Aug 28, 2020
This dead mallard shows why Klamath matters to the entire state
If you'd like to understand why water supply problems in the Klamath Basin are a problem for ALL California ducks, look no further than this hen, or rather what's left of her.
Hers is one of more than 20,000 bird carcasses found at the Klamath Basin refuges this summer as the worst botulism outbreak in memory rages. The disease is fueled by high temperatures that activate botulism found naturally in the soil, and greatly exacerbated by the dearth of water at the refuges.
But the fact that this duck was wearing a U.S.G.S. GPS transmitter gives us a lot of insight into how her travels led her to this place:
Last year, she nested in Suisun; spent summer mostly in the Sacramento Valley; headed to the Fall River Mills area to molt. Molting is perilous because ducks lose their flight feathers for 30 to 60 days - they need big water that's safe from predators, and there just aren't a lot of options in the state.
She headed back down to the Valley for the entire fall, winter and spring, then headed back to the Fall River Mills area this spring, possibly to nest. In late June, she headed north to the Klamath Basin as she was preparing to molt.
In the old days, she would have found Tule Lake National Wildlife Refuge full of water, and the Lower Klamath National Wildlife Refuge would've had as many as eight units flooded. Conditions like that would make the basin a good place to molt – lots of permanent water, lots of cover to hide in and lots of food to eat. That's why many ducks that winter and breed in other parts of the state head to the Basin in late summer.
Lower Klamath, though, has been cut out of the water supplies it historically used, largely because water has been either held in Upper Klamath Lake or sent down the Klamath River in an attempt to help three species of endangered fish. The diversions have not helped the fish, but they have turned the Lower Klamath refuge into a desert for much of the year. This year it is especially bad because on top of the man-made drought, there is a natural drought. And this year, the Tule Lake refuge needed to drain one large unit to stimulate waterfowl food production, so there was less water than usual there, too.
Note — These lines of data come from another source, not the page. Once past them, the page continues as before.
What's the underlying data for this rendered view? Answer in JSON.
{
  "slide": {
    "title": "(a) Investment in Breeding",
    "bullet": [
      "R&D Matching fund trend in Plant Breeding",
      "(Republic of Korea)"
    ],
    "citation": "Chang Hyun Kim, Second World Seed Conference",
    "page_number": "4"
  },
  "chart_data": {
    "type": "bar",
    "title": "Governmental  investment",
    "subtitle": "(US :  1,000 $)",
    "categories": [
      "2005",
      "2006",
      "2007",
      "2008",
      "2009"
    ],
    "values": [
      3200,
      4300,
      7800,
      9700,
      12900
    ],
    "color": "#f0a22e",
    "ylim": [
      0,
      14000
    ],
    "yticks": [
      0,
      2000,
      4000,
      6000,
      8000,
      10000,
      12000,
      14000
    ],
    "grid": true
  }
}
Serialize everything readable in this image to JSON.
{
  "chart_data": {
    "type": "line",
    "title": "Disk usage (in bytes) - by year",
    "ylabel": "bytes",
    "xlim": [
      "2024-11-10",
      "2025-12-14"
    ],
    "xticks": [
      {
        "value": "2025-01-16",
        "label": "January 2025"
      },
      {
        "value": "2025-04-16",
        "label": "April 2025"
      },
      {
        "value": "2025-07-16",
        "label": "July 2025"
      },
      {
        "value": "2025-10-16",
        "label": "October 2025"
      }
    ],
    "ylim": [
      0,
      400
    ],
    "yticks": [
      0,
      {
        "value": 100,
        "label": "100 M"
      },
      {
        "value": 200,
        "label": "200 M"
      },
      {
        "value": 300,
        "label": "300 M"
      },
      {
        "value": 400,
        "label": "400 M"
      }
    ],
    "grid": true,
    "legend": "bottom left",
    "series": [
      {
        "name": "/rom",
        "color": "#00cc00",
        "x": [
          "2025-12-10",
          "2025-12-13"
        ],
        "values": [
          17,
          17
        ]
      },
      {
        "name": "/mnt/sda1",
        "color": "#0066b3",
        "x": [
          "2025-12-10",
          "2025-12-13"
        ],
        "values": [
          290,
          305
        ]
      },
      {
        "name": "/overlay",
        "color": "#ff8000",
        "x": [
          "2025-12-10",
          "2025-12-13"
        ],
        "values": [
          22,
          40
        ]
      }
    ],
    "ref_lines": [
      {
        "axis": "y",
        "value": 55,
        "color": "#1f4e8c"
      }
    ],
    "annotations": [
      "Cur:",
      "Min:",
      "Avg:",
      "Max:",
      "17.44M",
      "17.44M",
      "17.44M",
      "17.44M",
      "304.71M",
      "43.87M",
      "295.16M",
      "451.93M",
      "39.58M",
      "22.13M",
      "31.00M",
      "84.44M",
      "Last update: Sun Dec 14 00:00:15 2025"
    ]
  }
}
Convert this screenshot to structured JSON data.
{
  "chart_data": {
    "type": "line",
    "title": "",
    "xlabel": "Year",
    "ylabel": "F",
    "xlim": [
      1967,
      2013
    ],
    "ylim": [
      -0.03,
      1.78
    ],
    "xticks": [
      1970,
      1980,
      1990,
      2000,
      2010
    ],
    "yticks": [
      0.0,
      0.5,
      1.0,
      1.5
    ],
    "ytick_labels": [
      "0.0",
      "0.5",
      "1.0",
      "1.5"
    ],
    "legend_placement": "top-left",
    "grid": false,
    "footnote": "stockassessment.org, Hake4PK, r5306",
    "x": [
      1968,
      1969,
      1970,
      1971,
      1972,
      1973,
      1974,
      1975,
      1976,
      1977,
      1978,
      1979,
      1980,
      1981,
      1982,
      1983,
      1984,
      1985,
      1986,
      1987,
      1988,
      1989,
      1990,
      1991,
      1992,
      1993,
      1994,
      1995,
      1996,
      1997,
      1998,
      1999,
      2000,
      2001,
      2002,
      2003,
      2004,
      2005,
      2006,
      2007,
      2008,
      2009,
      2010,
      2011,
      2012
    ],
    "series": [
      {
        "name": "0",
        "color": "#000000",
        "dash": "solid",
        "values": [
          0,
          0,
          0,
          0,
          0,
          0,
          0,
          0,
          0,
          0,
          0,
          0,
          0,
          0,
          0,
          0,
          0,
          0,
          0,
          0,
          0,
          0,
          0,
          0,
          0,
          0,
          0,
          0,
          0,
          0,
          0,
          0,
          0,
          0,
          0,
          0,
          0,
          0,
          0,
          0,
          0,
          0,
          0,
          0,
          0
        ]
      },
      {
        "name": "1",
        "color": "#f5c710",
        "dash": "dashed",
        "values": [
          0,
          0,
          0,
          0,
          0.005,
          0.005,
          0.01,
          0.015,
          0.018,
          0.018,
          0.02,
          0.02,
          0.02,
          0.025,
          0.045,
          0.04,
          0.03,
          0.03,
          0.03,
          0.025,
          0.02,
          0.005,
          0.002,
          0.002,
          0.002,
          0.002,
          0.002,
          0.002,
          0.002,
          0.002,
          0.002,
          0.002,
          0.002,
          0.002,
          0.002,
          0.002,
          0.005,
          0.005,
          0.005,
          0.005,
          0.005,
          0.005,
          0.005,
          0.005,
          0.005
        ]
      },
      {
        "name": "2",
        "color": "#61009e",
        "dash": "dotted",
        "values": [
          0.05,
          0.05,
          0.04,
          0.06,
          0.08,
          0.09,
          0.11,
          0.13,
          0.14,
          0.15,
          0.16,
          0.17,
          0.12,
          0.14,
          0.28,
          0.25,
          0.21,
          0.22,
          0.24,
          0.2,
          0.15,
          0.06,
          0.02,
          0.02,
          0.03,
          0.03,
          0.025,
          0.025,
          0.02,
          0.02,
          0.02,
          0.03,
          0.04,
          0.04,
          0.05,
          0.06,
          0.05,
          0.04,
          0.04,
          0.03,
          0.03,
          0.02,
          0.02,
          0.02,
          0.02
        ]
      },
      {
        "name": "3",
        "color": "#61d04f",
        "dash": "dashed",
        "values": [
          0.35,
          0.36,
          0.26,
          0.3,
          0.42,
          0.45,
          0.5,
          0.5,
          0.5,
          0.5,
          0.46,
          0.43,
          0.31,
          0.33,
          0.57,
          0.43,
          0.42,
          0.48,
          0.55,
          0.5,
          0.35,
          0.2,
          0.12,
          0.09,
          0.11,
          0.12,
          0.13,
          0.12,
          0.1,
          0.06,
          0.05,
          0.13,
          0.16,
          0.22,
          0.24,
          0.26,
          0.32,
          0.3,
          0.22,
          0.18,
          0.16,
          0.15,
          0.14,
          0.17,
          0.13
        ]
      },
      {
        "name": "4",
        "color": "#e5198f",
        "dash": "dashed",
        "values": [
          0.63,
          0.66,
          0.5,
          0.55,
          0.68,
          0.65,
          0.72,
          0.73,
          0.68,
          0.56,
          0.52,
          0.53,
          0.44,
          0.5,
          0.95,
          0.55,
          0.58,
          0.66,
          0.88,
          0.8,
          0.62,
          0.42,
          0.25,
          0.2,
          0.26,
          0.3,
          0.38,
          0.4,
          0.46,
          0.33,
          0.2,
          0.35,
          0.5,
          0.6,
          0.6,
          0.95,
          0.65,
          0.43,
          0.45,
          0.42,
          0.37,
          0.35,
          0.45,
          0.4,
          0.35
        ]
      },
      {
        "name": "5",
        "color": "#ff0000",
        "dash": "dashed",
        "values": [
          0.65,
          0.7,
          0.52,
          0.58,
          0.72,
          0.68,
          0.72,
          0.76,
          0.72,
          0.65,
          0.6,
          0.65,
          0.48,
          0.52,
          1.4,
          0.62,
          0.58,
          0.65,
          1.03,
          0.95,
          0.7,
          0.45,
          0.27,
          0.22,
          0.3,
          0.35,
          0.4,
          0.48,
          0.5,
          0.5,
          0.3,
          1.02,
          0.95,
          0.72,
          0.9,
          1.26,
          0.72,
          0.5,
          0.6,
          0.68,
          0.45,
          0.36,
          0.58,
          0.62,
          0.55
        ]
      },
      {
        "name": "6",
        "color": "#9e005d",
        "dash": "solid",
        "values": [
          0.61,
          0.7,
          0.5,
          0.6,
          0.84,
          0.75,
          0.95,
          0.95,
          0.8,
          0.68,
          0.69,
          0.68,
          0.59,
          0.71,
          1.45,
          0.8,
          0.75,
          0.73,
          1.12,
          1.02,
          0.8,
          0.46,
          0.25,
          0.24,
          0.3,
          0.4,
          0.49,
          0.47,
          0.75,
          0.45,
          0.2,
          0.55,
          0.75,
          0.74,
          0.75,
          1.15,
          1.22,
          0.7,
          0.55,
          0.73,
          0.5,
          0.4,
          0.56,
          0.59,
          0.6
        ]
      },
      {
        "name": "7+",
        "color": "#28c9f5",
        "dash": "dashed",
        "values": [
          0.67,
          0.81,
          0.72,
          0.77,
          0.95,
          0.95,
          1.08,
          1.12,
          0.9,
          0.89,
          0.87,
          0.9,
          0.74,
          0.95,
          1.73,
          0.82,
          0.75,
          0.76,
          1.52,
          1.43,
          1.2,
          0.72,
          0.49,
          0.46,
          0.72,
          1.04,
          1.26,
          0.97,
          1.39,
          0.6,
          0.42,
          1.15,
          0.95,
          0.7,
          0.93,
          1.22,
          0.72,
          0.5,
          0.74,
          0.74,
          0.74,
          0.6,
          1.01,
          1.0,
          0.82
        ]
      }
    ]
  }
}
So this hen arrived at Tule Lake near the end of June and spent a month there. She spent a few days in early August exploring the Klamath Marsh National Wildlife Refuge in Oregon, then headed back down to Tule Lake on Aug. 4 to settle in for the molt. Unfortunately, with high temperatures hitting the basin early this summer, Sump 1A had already become a seething pit of botulinum toxin. Our biologists found what was left of her this week.
California's mallard breeding population is already in poor shape, but having a shortage of water in a key molting area is fueling this year's botulism outbreak, which is translating directly into substantial losses to the mallard population in particular. Unfortunately, this is also when the earliest migrators – pintail – are arriving in the Basin, so biologists have begun finding them among the sick and dying too.
Because this water crisis is tied to the Endangered Species Act, it has proved difficult to solve. But California Waterfowl is fighting hard to save the refuge, with the help of key conservation allies and Basin farmers, who have shared water generously when they were able to. Our key goals are to secure high-priority water rights for the refuge and to secure an agreement for the equitable distribution of water in the Basin, and we have created a special task force to achieve these goals.